The market-implied 1-standard-deviation range for NFLX extends from approximately $79.08 on the downside to $94.36 on the upside. A NFLX long strangle is the OTM cousin of the straddle: lower up-front cost but the underlying has to travel further past either OTM strike before the position turns profitable at expiration. Current NFLX IV rank near 26.46% sits in the lower third of its 1-year distribution, where IV often re-expands toward the mean; this favors premium-buying structures and disadvantages premium-selling structures on NFLX at 30.71%. As a Communication Services name, NFLX options can move on sector-level news flow (peer earnings, regulatory updates, industry-specific macro data) in addition to NFLX-specific events.

NFLX strangle positions are structurally neutral / high-volatility (long premium, OTM); the modeled P&L assumes European-style exercise at expiration and ignores early assignment, transaction costs, dividends paid before expiry on the stock leg (when present), and the bid-ask spread on the listed chain. NFLX positions also carry Communication Services sector concentration risk; news flow inside the sector (peer earnings, regulatory shifts, supply-chain headlines) can move NFLX alongside the broader basket even when NFLX-specific fundamentals are unchanged. Always rebuild the position from current NFLX chain quotes before placing a trade.
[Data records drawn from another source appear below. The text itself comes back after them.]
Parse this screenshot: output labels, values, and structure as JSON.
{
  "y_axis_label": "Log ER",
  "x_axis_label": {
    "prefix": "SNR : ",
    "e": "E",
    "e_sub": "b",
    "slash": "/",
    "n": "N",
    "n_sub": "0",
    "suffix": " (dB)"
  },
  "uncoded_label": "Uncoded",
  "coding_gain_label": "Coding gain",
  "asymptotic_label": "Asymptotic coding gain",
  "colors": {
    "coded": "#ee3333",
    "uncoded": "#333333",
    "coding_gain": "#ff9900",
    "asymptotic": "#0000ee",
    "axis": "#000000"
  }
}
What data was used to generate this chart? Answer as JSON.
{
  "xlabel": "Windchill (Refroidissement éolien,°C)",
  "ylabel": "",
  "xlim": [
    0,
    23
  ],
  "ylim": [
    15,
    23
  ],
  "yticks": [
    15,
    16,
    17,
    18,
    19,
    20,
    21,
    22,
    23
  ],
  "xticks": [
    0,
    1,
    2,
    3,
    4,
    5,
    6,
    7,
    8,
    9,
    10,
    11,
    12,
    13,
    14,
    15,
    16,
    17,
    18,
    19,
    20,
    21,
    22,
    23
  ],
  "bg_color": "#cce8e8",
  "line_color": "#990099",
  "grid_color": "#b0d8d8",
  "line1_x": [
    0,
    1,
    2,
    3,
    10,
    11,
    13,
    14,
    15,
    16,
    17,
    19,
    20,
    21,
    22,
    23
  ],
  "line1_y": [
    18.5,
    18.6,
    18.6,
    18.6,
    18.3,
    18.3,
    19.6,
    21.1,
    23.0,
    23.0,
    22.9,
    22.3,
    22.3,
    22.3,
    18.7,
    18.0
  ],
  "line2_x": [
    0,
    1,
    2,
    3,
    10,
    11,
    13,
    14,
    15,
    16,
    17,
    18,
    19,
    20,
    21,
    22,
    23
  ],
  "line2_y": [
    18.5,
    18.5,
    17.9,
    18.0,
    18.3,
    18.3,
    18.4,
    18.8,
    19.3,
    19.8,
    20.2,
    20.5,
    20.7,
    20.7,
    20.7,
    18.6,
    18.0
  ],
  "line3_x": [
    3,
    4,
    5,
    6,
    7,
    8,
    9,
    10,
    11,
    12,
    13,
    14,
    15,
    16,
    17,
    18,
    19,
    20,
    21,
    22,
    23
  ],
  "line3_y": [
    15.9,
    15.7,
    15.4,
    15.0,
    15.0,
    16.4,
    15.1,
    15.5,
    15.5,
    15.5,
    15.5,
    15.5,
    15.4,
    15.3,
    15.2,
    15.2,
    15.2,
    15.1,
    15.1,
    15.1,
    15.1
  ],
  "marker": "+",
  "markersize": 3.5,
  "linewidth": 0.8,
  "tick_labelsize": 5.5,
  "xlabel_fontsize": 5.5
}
Frequently asked questions

What is a strangle on NFLX?
A strangle on NFLX is the strangle strategy applied to NFLX (stock). The strategy is structurally neutral / high-volatility (long premium, OTM): A long strangle buys an OTM call and an OTM put at offset strikes, cheaper than a straddle but requiring a larger underlying move to profit since both wings start out-of-the-money. With NFLX stock trading near $86.72, the strikes shown on this page are snapped to the nearest listed NFLX chain strike and the premiums come straight from the end-of-day bid/ask midpoint.
How are NFLX strangle max profit and max loss calculated?
Upside max profit is unbounded; downside max profit is bounded at the put strike minus the combined debit (reached at zero). Max loss equals the combined debit times 100 (reached anywhere between the two OTM strikes). Two breakevens at call-strike plus debit and put-strike minus debit. For the NFLX strangle priced from the end-of-day chain at a 30-day expiry (ATM IV 30.71%), the computed maximum profit is unbounded per contract and the computed maximum loss is -$253.50 per contract. Live intraday quotes will differ as the chain moves through the trading session.
What is the breakeven for a NFLX strangle?
The breakeven for the NFLX strangle priced on this page is roughly $79.47 and $93.54 at expiration, derived from end-of-day chain premiums. Breakeven is the underlying price at which the strategy's P&L crosses zero ignoring transaction costs and assignment risk. The current NFLX market-implied 1-standard-deviation expected move is approximately 8.81%; if the move sits well outside the breakeven distance, the structure's risk-reward becomes correspondingly tighter.
When should you consider a strangle on NFLX?
Strangles on NFLX are the cheaper cousin of the straddle - traders use them when they want a large directional move but are willing to give up the inner-strike sensitivity in exchange for a lower up-front debit on the NFLX chain.
How does current NFLX implied volatility affect this strangle?
NFLX ATM IV is at 30.71% with IV rank near 26.46%, which is on the low end of its 1-year range. Premium-buying structures (long call, long put, debit spreads) are relatively cheap in this regime; premium-selling structures collect less credit per unit risk.